6
votes

I have a boot-up code for a bare-metal ARM written in assembly and I'm trying to understand how it works. The binary is written in some external Flash, and is copying parts of itself in RAM at boot-up. I still didn't exactly get the concept of relocation in this context, even though I read this wikipedia entry. The RAM is mapped to a low address window, and the flash in a high address window. Can someone explain to me why we test the value of the link register here?

/* Test if we are running from an address, we are not linked at */
       bl check_position
 check_position:
        mov     r0, lr                  
        ldr     r1, =check_position
        cmp     r0, r1                  /* ; don't relocate during debug */
        beq     relocated_entry 
2
Thank you for the two excellent answers! I would accept both if I coud, since one explains the goal of the code (the JTAG program loader assumption is right) and the second how it works exactly.Étienne

2 Answers

5
votes

My guess is the application runs from ram, and when debugging the application this author is perhaps using some sort of bootloader and or jtag to load the test app directly into ram, thus no reason to copy and run (which could cause a crash).

Another reason you would do something like this is to avoid an infinite loop. If for example you want to boot from flash (have to usually) but execute from ram, the simplest way to do that is to just copy the whole flash or whole some chunk of flash to ram and just branch to the start of ram. Which when you do that means you hit the "copy the app to ram and branch" loop again, to avoid it the second time (which might crash you), you have some sort of am I running this loop from flash or not test.

4
votes

Can anyone explain to me why we test the value of the link register here?

The bl check_position will place the value of PC+4 in the link register and transfer control to the check_position also PC relative.bl at ARM So far everything is PC relative.

The ldr r1,=check_position gets a value from the literal pool.Ref1 The actual code looks like,

  ldr r1,[pc, #offset]
...
  offset:
    .long check_position   # absolute address from assemble/link. 

So the R0 contains a PC relative version and the R1 contains the absolute assembled version.
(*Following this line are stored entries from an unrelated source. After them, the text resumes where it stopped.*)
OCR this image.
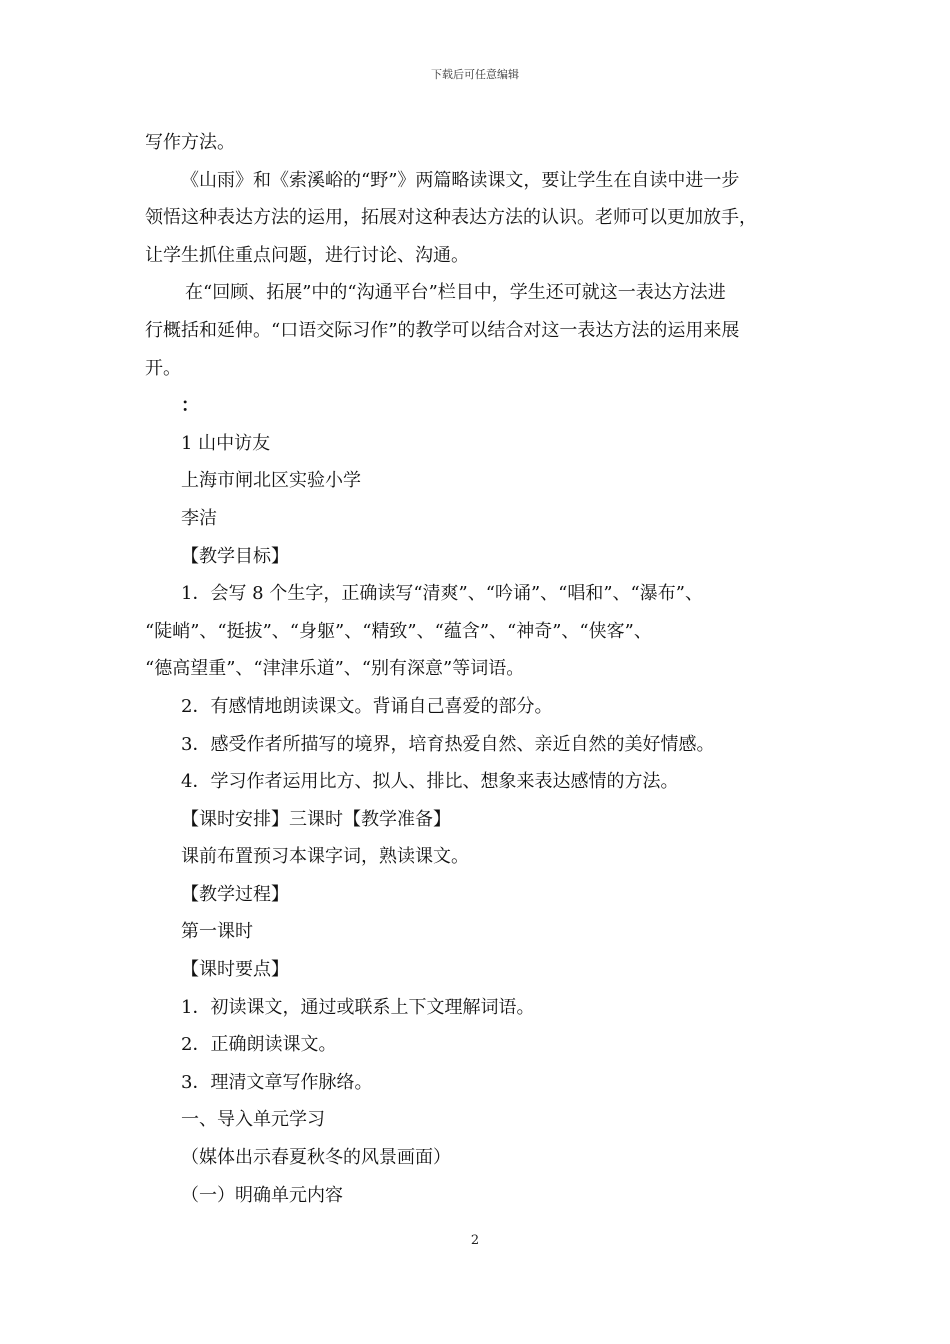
下载后可任意编辑
写作方法。
《山雨》和《索溪峪的“野”》两篇略读课文，要让学生在自读中进一步
领悟这种表达方法的运用，拓展对这种表达方法的认识。老师可以更加放手，
让学生抓住重点问题，进行讨论、沟通。
在“回顾、拓展”中的“沟通平台”栏目中，学生还可就这一表达方法进
行概括和延伸。“口语交际习作”的教学可以结合对这一表达方法的运用来展
开。
：
1 山中访友
上海市闸北区实验小学
李洁
【教学目标】
1．会写 8 个生字，正确读写“清爽”、“吟诵”、“唱和”、“瀑布”、
“陡峭”、“挺拔”、“身躯”、“精致”、“蕴含”、“神奇”、“侠客”、
“德高望重”、“津津乐道”、“别有深意”等词语。
2．有感情地朗读课文。背诵自己喜爱的部分。
3．感受作者所描写的境界，培育热爱自然、亲近自然的美好情感。
4．学习作者运用比方、拟人、排比、想象来表达感情的方法。
【课时安排】三课时【教学准备】
课前布置预习本课字词，熟读课文。
【教学过程】
第一课时
【课时要点】
1．初读课文，通过或联系上下文理解词语。
2．正确朗读课文。
3．理清文章写作脉络。
一、导入单元学习
（媒体出示春夏秋冬的风景画面）
（一）明确单元内容
2
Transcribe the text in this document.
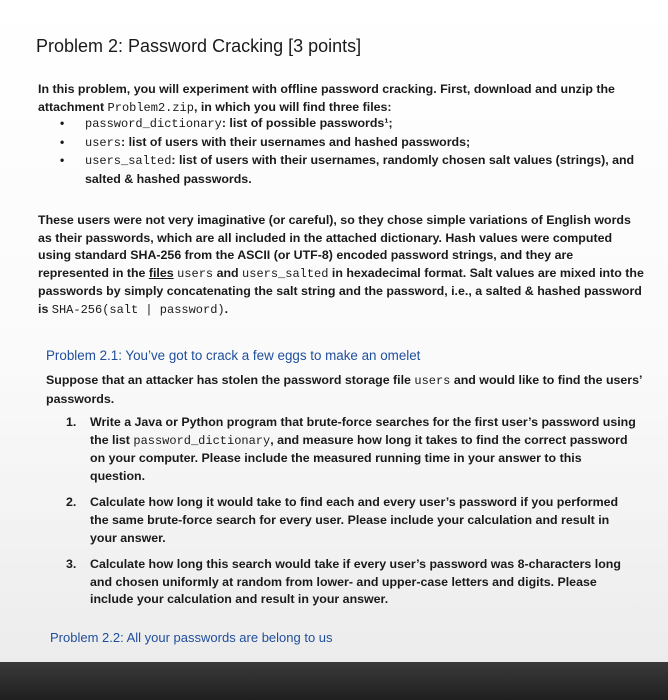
Problem 2: Password Cracking [3 points]
In this problem, you will experiment with offline password cracking. First, download and unzip the attachment Problem2.zip, in which you will find three files:
• password_dictionary: list of possible passwords¹;
• users: list of users with their usernames and hashed passwords;
• users_salted: list of users with their usernames, randomly chosen salt values (strings), and salted & hashed passwords.
These users were not very imaginative (or careful), so they chose simple variations of English words as their passwords, which are all included in the attached dictionary. Hash values were computed using standard SHA-256 from the ASCII (or UTF-8) encoded password strings, and they are represented in the files users and users_salted in hexadecimal format. Salt values are mixed into the passwords by simply concatenating the salt string and the password, i.e., a salted & hashed password is SHA-256(salt | password).
Problem 2.1: You’ve got to crack a few eggs to make an omelet
Suppose that an attacker has stolen the password storage file users and would like to find the users’ passwords.
1. Write a Java or Python program that brute-force searches for the first user’s password using the list password_dictionary, and measure how long it takes to find the correct password on your computer. Please include the measured running time in your answer to this question.
2. Calculate how long it would take to find each and every user’s password if you performed the same brute-force search for every user. Please include your calculation and result in your answer.
3. Calculate how long this search would take if every user’s password was 8-characters long and chosen uniformly at random from lower- and upper-case letters and digits. Please include your calculation and result in your answer.
Problem 2.2: All your passwords are belong to us
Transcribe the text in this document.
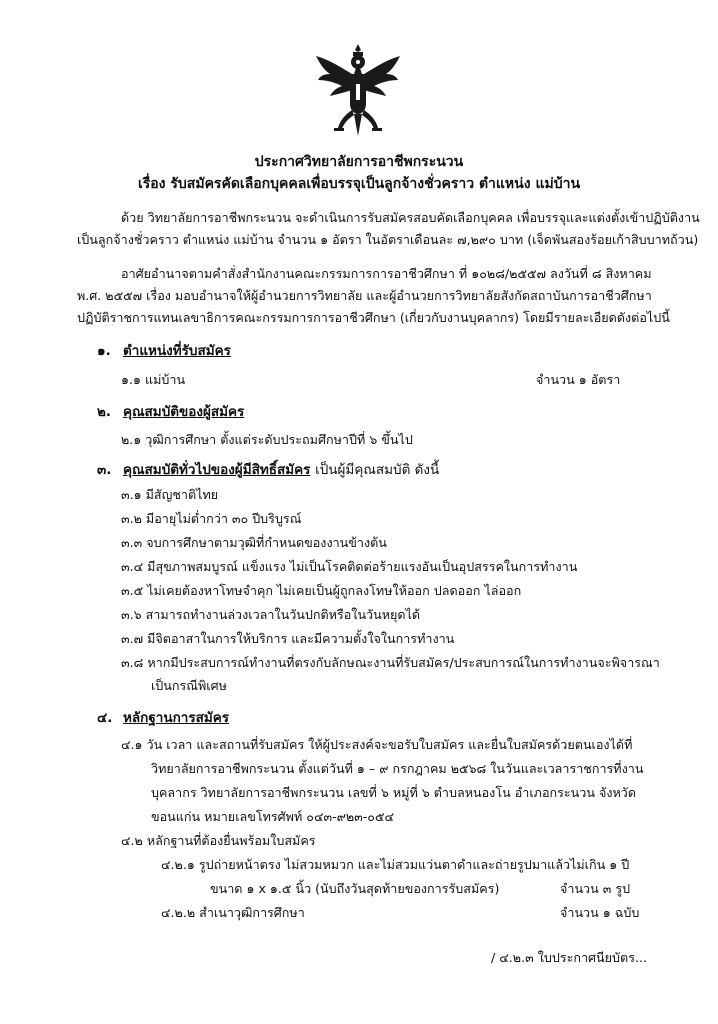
ประกาศวิทยาลัยการอาชีพกระนวน
เรื่อง รับสมัครคัดเลือกบุคคลเพื่อบรรจุเป็นลูกจ้างชั่วคราว ตำแหน่ง แม่บ้าน
ด้วย วิทยาลัยการอาชีพกระนวน จะดำเนินการรับสมัครสอบคัดเลือกบุคคล เพื่อบรรจุและแต่งตั้งเข้าปฏิบัติงาน
เป็นลูกจ้างชั่วคราว ตำแหน่ง แม่บ้าน จำนวน ๑ อัตรา ในอัตราเดือนละ ๗,๒๙๐ บาท (เจ็ดพันสองร้อยเก้าสิบบาทถ้วน)
อาศัยอำนาจตามคำสั่งสำนักงานคณะกรรมการการอาชีวศึกษา ที่ ๑๐๒๘/๒๕๕๗ ลงวันที่ ๘ สิงหาคม
พ.ศ. ๒๕๕๗ เรื่อง มอบอำนาจให้ผู้อำนวยการวิทยาลัย และผู้อำนวยการวิทยาลัยสังกัดสถาบันการอาชีวศึกษา
ปฏิบัติราชการแทนเลขาธิการคณะกรรมการการอาชีวศึกษา (เกี่ยวกับงานบุคลากร) โดยมีรายละเอียดดังต่อไปนี้
๑. ตำแหน่งที่รับสมัคร
๑.๑ แม่บ้าน	จำนวน ๑ อัตรา
๒. คุณสมบัติของผู้สมัคร
๒.๑ วุฒิการศึกษา ตั้งแต่ระดับประถมศึกษาปีที่ ๖ ขึ้นไป
๓. คุณสมบัติทั่วไปของผู้มีสิทธิ์สมัคร เป็นผู้มีคุณสมบัติ ดังนี้
๓.๑ มีสัญชาติไทย
๓.๒ มีอายุไม่ต่ำกว่า ๓๐ ปีบริบูรณ์
๓.๓ จบการศึกษาตามวุฒิที่กำหนดของงานข้างต้น
๓.๔ มีสุขภาพสมบูรณ์ แข็งแรง ไม่เป็นโรคติดต่อร้ายแรงอันเป็นอุปสรรคในการทำงาน
๓.๕ ไม่เคยต้องหาโทษจำคุก ไม่เคยเป็นผู้ถูกลงโทษให้ออก ปลดออก ไล่ออก
๓.๖ สามารถทำงานล่วงเวลาในวันปกติหรือในวันหยุดได้
๓.๗ มีจิตอาสาในการให้บริการ และมีความตั้งใจในการทำงาน
๓.๘ หากมีประสบการณ์ทำงานที่ตรงกับลักษณะงานที่รับสมัคร/ประสบการณ์ในการทำงานจะพิจารณา
เป็นกรณีพิเศษ
๔. หลักฐานการสมัคร
๔.๑ วัน เวลา และสถานที่รับสมัคร ให้ผู้ประสงค์จะขอรับใบสมัคร และยื่นใบสมัครด้วยตนเองได้ที่
วิทยาลัยการอาชีพกระนวน ตั้งแต่วันที่ ๑ – ๙ กรกฎาคม ๒๕๖๘ ในวันและเวลาราชการที่งาน
บุคลากร วิทยาลัยการอาชีพกระนวน เลขที่ ๖ หมู่ที่ ๖ ตำบลหนองโน อำเภอกระนวน จังหวัด
ขอนแก่น หมายเลขโทรศัพท์ ๐๔๓-๙๒๓-๐๕๔
๔.๒ หลักฐานที่ต้องยื่นพร้อมใบสมัคร
๔.๒.๑ รูปถ่ายหน้าตรง ไม่สวมหมวก และไม่สวมแว่นตาดำและถ่ายรูปมาแล้วไม่เกิน ๑ ปี
ขนาด ๑ x ๑.๕ นิ้ว (นับถึงวันสุดท้ายของการรับสมัคร)	จำนวน ๓ รูป
๔.๒.๒ สำเนาวุฒิการศึกษา	จำนวน ๑ ฉบับ
/ ๔.๒.๓ ใบประกาศนียบัตร...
Here, they are compared. You could also use arithmetic to calculate the difference and then branch to it if non-zero; or possibly copy the code to it's absolute destination.Ref2 If the code is running at the linked address, then R0 and R1 are the same. This is some pseudo code for bl.

 mov lr,pc               ; pc is actually two instruction ahead.
 add pc,pc,#branch_offset-8

The key is that BL does everything based on the PC including the update of lr. Instead of using this trick, we could use mov R0,PC, except the PC is 8 bytes ahead. Another alternative would be to use adr R0,check_position, which would get the assembler to do all the address math for us.

 /* Test if we are running from an address, we are not linked at */
 check_position:
    adr    r0, check_position
    ldr    r1, =check_position
    cmp    r0, r1                  /* ; don't relocate during debug */
    beq    relocated_entry 

An ARMv6 version might look like this,

 /* Test if we are running from an address, we are not linked at */
 check_position:
    adr    r0, check_position
    movw   r1, #:lower16:check_position
    movt   r1, #:upper16:check_position
    cmp    r0, r1                  /* ; don't relocate during debug */
    beq    relocated_entry 

In both cases, the code is more straight forward, smaller by one word and doesn't over write the lr register, so it could be used for other purposes.

Ref1: See Arm op-codes and .ltorg in gnu-assembler manual
Ref2: This is exactly what the Linux head.S is doing for the ARM.

Edit: I checked the ARM ARM and the PC is apparently the current instruction +8, which goes to show why the code was like this. I think the adr version is more direct and readable, but the adr pseudo-op is not used as often so people may not be familiar with it.